If you haven’t come across this idea before, basically the theory goes that there are nine types of human intelligence and you can excel in one area and flop in another. The areas are:
- Naturalist (nature smart)
- Musical (sound smart)
- Logical-mathematical (number/reasoning smart)
- Existential (life smart)
- Interpersonal (people smart)
- Bodily-kinesthetic (body smart)
- Linguistic (word smart)
- Intra-personal (self smart)
- Spatial (picture smart)
So the bird that can move to music could be musically smart, the birds who can do maths might be logical-mathematical smart. As a side note, it’s interesting to consider how you fit in. If you aren’t good at the traditionally academic subjects it’s easy to think you aren’t particularly intelligent but you could be really good at interpersonal intelligence or bodily-kinesthetically. In terms of birds, we have pigeons who aren’t very good at problem solving but they can remember different objects for long periods of time, they can tell the difference between pictures and they have excellent abilities when it comes to navigating the skies, even in unfamiliar places.
So, in what ways are birds intelligent? Well, they can learn, solve problems and invent new solutions to old problems. They can make and use tools and even use tools so they can reach the tool they actually need. They can be socially intelligent, they can have excellent memories and they can find their way home even if they’re blown off course.
But not all birds can do these things. And this will come to be important as humans continue to change the world. Changing the environment will negatively impact on those birds who can’t change behaviour quickly, who can’t learn new ways of getting food etc. They won’t be able to adapt to climate change and other issues affecting them and there is a high chance that these species will disappear.
Crows on the other hand, in particular New Caledonia crows, are amazing:
Aesop’s fable about the crow dropping stones into water is something which actually happens and we have numerous videos of corvids engaging in entertaining looking activities:
The snowboarding crow may well simply be playing, something which is shown to coincide with intellect with play often being considered a way of trying things out, testing curiosity.
Another form of intellect found in the corvid family is self awareness.

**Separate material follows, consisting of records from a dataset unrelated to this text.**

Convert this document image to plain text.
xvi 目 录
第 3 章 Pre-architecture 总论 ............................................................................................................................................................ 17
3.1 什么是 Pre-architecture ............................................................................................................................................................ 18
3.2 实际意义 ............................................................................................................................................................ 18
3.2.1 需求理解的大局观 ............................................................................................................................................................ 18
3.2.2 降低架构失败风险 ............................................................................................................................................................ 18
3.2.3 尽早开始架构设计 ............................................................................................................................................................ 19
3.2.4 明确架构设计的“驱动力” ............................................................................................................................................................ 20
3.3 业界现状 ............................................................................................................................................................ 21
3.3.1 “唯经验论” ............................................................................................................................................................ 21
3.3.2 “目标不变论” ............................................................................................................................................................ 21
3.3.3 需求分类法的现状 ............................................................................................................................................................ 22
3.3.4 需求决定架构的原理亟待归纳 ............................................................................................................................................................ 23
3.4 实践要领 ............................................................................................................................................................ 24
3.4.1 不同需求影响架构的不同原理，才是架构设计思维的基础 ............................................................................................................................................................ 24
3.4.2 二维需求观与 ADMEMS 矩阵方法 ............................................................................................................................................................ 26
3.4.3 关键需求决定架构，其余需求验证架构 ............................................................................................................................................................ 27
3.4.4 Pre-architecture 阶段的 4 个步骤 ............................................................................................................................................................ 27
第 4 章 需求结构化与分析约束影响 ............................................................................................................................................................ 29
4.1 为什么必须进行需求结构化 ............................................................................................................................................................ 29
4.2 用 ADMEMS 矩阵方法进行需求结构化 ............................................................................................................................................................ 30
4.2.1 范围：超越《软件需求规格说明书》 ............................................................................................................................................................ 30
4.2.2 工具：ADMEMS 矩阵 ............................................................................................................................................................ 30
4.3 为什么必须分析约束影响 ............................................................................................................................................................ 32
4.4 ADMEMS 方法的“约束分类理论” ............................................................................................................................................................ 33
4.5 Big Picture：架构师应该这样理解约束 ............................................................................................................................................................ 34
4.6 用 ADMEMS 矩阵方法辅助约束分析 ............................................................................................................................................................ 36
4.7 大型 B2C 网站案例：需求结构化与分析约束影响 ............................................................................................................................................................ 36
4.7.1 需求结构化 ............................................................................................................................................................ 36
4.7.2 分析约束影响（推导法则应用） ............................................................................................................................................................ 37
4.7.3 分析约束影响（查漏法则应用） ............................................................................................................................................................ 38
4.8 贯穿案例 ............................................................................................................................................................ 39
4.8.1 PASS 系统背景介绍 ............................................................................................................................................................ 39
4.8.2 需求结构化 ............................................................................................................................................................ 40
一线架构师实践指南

Magpies who see themselves in mirrors know that they are looking at themselves, something which requires high cognitive skills and is restricted to only a few animals. But be careful, they can recognise individual humans as well.
An experiment was carried out with crows and they came to see the experimenter as a threat. They would dive bomb him and harass him when they saw him. But even more amazingly, nine years later, they still considered him a threat, even though it will have been a different cohort of crows. They clearly have a way of communicating threats between themselves and even between generations.
We also see examples of birds which use bait to lure in the food they actually want, such as types of heron using insects to attract fish. There is social intelligence and this can be seen in the activities of birds in different types of flocks and relationships and birds may even experience empathy although more research needs to be carried out. Migration and the ability to navigate from unknown areas back to where you want to be is yet another skill which can involve and demonstrate intelligence and I’ll look more at that when I look at migration.
If you want to learn more about the types of bird intelligence as well as impact of brain size and structure then Jennifer Ackerman’s book is for you. She also goes into detail about how the type of upbringing birds have may affect intelligence, generally finding that birds who are independent from birth start life with a bigger brain but it doesn’t develop as much after birth. Birds who are nurtured and looked after by parents on the other hand start with smaller brains but they develop a lot more. It’s all really interesting stuff, some of it may prove to be applicable to humans later down the line when more scientific study has been carried out. Despite that she makes it all very easy to read and it was a book I didn’t want to put down.
*a controversial word when applied to animals but I’m using it for this post. A key issue is how do you define and measure intelligence. IQ tests are ok for humans but even then they don’t necessarily reveal what you want to find out, how do you measure interpersonal intelligence in an IQ test for example. Birds and other animals do show what looks like intelligence but it doesn’t always look like our own type of intelligence.